C’est que travailler, c’est enfanter. Le travail de l’accouchement peut ici servir de paradigme, avec son rythme, sa progressive ouverture pour faciliter le passage du nouveau-né et susciter la joie – indicible des mères quand elles ont la chance de voir apparaître la vie et non la mort.
Cette joie renseigne sur la finalité du travail qui est d’élargir le champ des possibles, dilater les espaces clos de l’entre soi, ouvrir au partage, accueillir la nouveauté sans en avoir peur. Il s’agit là d’un travail sur soi qui contribue aussi à une créativité collective d’où surgissent des découvertes convergentes, des rencontres fécondes d’intelligences multiples issues d’un travail manuel ou d’un travail intellectuel qui apprennent à vivre et à bien vivre, loin de l’autodestruction et du désir de « casser ».

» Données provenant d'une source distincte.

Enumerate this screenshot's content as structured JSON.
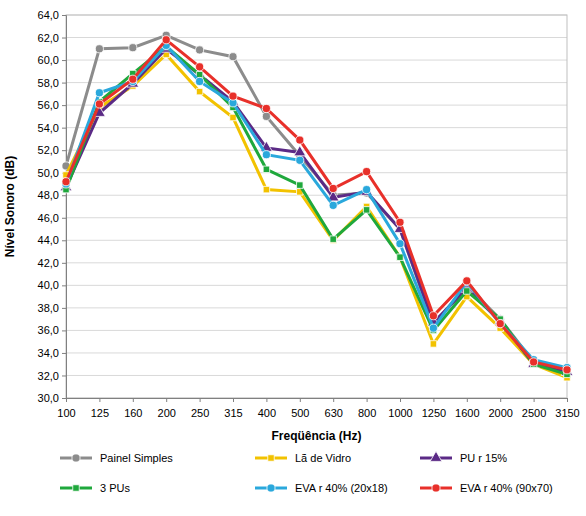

Le travail n’a de sens que s’il emprunte la voie exigeante de la concertation, de la négociation, d’un désarmement culturel qui consiste à ne plus penser en termes de concurrence meurtrière, mais en termes de coopération économique, sociale, en vue du bien commun et d’un partage équitable des richesses et des informations.
Une société qui se veut intelligente de son avenir se doit d’intégrer la non-violence dans ses perspectives, non pour refuser le conflit mais au contraire pour lui donner son sens, en s’efforçant de le dépasser et en apprenant à débattre afin de ne pas se perdre en vains combats. C’est ainsi que l’on devient citoyen et non plus esclave de structures mortifères, productrices de chômage et de tristesse.
Travailler, c’est œuvrer à la réalisation de chacun.